Number of moles of PbI2 = 1/2 x Number of moles of NaI
= 1/2 x 0.056 mol
= 0.028 mol
Step 3: Calculate the mass of PbI2:
The molar mass of PbI2 is the sum of the atomic masses of Pb (207.2 g/mol) and I (126.9 g/mol) multiplied by 2 (since there are two I atoms):
Molar mass of PbI2 = (207.2 g/mol + 126.9 g/mol) x 2
= 334.1 g/mol
Mass of PbI2 = Number of moles x Molar mass
= 0.028 mol x 334.1 g/mol
= 9.32 g
Therefore, the mass of precipitate (PbI2) that will form is 9.32 grams.

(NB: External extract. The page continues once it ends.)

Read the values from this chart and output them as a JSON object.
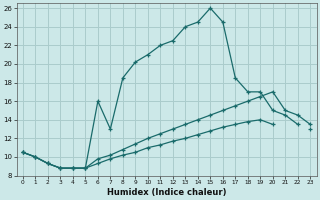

To calculate the mass of precipitate formed, we need to determine the limiting reagent in the reaction. The limiting reagent is the reactant that is completely consumed, limiting the amount of product formed.
Let's start by writing the balanced chemical equation for the reaction between lead(II) perchlorate (Pb(ClO3)2) and sodium iodide (NaI):
Pb(ClO3)2 + 2NaI -> PbI2 + 2NaClO3
From the equation, we can see that 1 mole of Pb(ClO3)2 reacts with 2 moles of NaI to produce 1 mole of PbI2.
First, let's calculate the number of moles of Pb(ClO3)2:
The volume of Pb(ClO3)2 is given as 1.50L, but we need to convert it to moles using the molarity (concentration). The molarity (M) is given by moles of solute divided by liters of solution.
Moles of Pb(ClO3)2 = volume (in liters) x concentration (in mol/L)
Moles of Pb(ClO3)2 = 1.50L x (concentration of Pb(ClO3)2)
Next, let's calculate the number of moles of NaI:
The volume of NaI is given as 0.200L, and the concentration (molarity) is given as 0.280M.
Moles of NaI = volume (in liters) x concentration (in mol/L)
Moles of NaI = 0.200L x 0.280M
Now, we need to determine the limiting reagent. The moles of Pb(ClO3)2 and NaI are in a 1:2 ratio according to the balanced equation. Therefore, we need to compare the number of moles of Pb(ClO3)2 with half the number of moles of NaI:
Moles of Pb(ClO3)2 / Moles of NaI = (moles of Pb(ClO3)2) / (0.5 * moles of NaI)
If the ratio is less than 1, Pb(ClO3)2 is limiting. If the ratio is greater than 1, NaI is limiting.
Once we determine the limiting reagent, we can calculate the moles of PbI2 using the balanced equation. Finally, we can convert the moles of PbI2 to mass using the molar mass of PbI2.
I hope this explanation helps you understand the process of finding the limiting reagent and calculating the mass of precipitate formed in a chemical reaction.